“One can say that St. Paul sees the reality of the future resurrection as a certain restitutio in integrum, that is, as the reintegration and at the same time as the attainment of the fullness of humanity. […] Restitutio in integrum, linked with the resurrection and the reality of the “other world,” can only be an introduction to a new fullness.” (TOB 72: 3)
For Pope St John Paul II, the key text for St Paul’s anthropology of the resurrection is found in 1 Corinthians 15: 42-46. This text makes clear what Jesus could not have made clear to the Sadducees. Jesus was speaking to them before his own resurrection, which gives us the light to see what resurrection really means. Neither those priestly experts in the Law of Moses nor anyone else could understand what resurrection really means. They could understand the idea of a dead person’s returning to life, although they did not believe it.

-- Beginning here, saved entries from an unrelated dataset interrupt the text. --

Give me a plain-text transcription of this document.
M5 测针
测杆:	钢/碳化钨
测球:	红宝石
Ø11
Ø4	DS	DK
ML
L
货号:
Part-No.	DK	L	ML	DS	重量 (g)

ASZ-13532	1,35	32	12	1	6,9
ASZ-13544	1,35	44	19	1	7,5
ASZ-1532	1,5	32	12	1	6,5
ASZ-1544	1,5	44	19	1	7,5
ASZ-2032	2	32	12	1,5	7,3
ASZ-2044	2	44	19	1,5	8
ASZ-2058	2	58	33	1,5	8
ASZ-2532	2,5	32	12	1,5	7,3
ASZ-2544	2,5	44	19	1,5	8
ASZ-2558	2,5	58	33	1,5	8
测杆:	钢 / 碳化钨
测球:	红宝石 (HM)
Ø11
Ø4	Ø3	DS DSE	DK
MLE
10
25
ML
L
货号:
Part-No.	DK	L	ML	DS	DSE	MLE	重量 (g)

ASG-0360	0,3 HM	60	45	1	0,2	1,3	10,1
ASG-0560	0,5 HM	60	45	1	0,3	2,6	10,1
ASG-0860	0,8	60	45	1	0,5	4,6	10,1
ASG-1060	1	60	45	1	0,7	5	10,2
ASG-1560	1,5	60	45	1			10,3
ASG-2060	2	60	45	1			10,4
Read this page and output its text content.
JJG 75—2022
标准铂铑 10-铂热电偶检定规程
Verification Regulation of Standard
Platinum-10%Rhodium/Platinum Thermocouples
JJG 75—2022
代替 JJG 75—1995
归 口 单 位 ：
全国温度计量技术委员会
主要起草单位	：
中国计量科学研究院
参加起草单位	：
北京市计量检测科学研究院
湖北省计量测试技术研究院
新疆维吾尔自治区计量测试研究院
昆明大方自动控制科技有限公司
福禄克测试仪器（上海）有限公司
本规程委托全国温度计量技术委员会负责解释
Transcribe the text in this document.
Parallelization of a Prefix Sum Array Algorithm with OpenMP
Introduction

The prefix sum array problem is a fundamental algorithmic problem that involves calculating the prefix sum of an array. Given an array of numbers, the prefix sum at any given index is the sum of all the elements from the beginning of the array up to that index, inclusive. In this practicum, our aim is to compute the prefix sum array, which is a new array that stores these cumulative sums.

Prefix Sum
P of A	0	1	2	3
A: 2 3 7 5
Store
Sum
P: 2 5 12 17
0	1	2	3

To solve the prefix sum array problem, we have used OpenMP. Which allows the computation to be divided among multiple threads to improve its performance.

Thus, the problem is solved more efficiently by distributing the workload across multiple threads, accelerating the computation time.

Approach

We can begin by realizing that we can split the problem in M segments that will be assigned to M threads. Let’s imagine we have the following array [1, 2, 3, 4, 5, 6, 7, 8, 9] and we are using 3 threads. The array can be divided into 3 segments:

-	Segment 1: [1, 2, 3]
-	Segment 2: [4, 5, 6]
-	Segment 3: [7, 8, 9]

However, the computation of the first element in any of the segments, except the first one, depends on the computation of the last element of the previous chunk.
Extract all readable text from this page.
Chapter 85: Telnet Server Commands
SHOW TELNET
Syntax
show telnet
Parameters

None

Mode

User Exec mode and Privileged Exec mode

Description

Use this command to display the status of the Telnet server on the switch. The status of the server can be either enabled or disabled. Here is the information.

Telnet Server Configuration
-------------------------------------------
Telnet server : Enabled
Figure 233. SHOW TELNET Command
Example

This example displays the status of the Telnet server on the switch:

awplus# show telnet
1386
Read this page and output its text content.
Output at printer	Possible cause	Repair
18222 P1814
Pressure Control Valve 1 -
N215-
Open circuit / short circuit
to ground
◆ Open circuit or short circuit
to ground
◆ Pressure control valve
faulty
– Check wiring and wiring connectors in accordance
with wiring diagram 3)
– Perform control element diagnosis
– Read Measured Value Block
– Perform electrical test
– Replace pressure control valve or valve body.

This is why they could imagine the problem of a dead woman being married to all seven brothers at once.
In answering them, Jesus said they did not know the power of God. That power became manifest in Jesus’s own resurrection, which was a complete triumph over death and suffering. This is what St Paul explains in his remarkable passage in 1 Corinthians. Here Paul recapitulates what Christ had taught about the original state of Creation and what he said in the Sermon on the Mount. The damage of the Fall— the “slavery to corruption—is now overcome in the mystery of redemption.
This redemption means far more that forgiveness. It means that in the resurrection we will be restore in integrum, in the wholeness of our being. With this, John Paul II can turn to the idea of celibacy for the sake of the Kingdom and, later on, to the true mystery of marriage and conjugal love and their place in the redemption of the body.